Towards that end, in the Chicago Southland Foodies Founders Blog, I will cover:

Food trends and other happenings in the culinary/food service industry
–my day job is doing research and marketing for a culinary textbook line so I trip across oodles of fascinating factoids and information across the web or from talking with chefs and instructors.
–coverage includes ingredient and cuisine trends, local and celebrity chefs, books and movies (popular, documentaries, indie film). I will probably lose some readers, but rarely Food Network or foodie reality t.v. Sorry, I remember Gordon Ramsey from British cooking magazines back in the day and when he was nice (or so I remember). Like restaurant reviews, I suspect other Chicago Southland Foodies will be happy to fill in these omissions.

Deep Dives into food and culture
–these will often be original articles, essays, and interviews rather than simply content aggregation (a fancy marketing term for sharing content and links while traipsing the web, food media, and Facebook sites or groups like Eater, Delish, Black People Eats, Bon Appetit, Saveur, Food and Wine, Cuisine Noir…) in the spirit of pioneering food writers and like MFK Fisher, Ruth Reichl, and Edna Lewis (whose level of writing I aspire to).
–Plus, I have a strong interest in culinary history and gastronomy (where food and culture intersect) especially forgotten history and pioneers (because as is often said, “history gets written by the victors).

Reviews on product finds, eateries, books, and food media
–don’t be surprised to see lots of product discoveries and the occasional restaurant or eatery review. That’s because I cook more than I eat out these days and oft times, I enjoy trying out recipes and eating my own cooking more. These could be local grocery store or cool stuff online.
–That said, I anticipate that Club members will have a lot to say about the good and bad of restaurants (here and away) to help you discover divine places to eat out. And places to stay away from.

Food sharing/Product Exchange & other social events
–Food tastings, Coffee klatches, Learning adventures, guest speakers, Movie watch parties, Readings, Recipe-sharing, Restaurant trips, Chicago Southland farmer market meet-ups, Pop-Up stores and more.

Foodies Defined

Photo by Taryn Elliott on

Hi, I’m Gayle. Founder of Chicago Southland Foodies. Upon seeing that last bit, maybe you’re thinking “Why she have to go there?”

Foodie.
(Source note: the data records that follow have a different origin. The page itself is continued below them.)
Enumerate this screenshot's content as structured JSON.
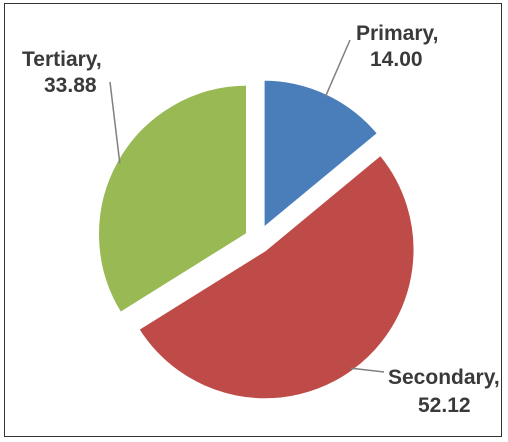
{
  "chart_data": {
    "type": "pie",
    "title": "",
    "slices": [
      {
        "label": "Primary",
        "value": 14.0,
        "value_text": "14.00",
        "color": "#4a7ebb"
      },
      {
        "label": "Secondary",
        "value": 52.12,
        "value_text": "52.12",
        "color": "#be4b48"
      },
      {
        "label": "Tertiary",
        "value": 33.88,
        "value_text": "33.88",
        "color": "#98b954"
      }
    ],
    "start_angle_deg": 0,
    "direction": "clockwise",
    "exploded": true,
    "legend": "none",
    "data_labels": "outside with leader lines"
  }
}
Not only that, but one who leans “bougie.” Like, really?

Surely, “bougie” hasn’t always had positive associations. Especially, when I was growing up. Same as nerd or blerd (a.k. a. black nerd which I also self-identify with). So trust me, it’s with more than a little trepidation that I use all those adjectives to give you a good sense of what this community is about.

Many folks find the word foodie downright cringe-worthy (if not, yesterday’s news). Like chefs. Well, so says an economics wonk in this 2016 Washington Post article: Stop calling yourself a foodie.

So feel free to substitute the noun of your choice:
food lover, food enthusiast, gourmand, gastronome, connoisseur, passionate eater, food nerd.

Image Credit: Glutto not only has interesting articles but apparently is a food technology company too.

While foodie sometimes gives me pause too, I identify with it and use it because foodie fits:

A foodie is a person who has an ardent or refined interest in food and who eats food not only out of hunger but also as a hobby. The terms “gastronome” and “gourmet” define the same thing, i.e. a person who enjoys food for pleasure.


Foodies is fun to say. And admittedly, I have a thing for words that end with the long vowel e sound.

My daughter is named Cory.
My last dog was Cody.
My current dog is Hailey.
And when we were kids, my siblings used to call me Gay-LEE.
On occasion my significant other will answer to Day-VEE.

But not food-DEE. He’s one of those folks who abhors that word. He just eats.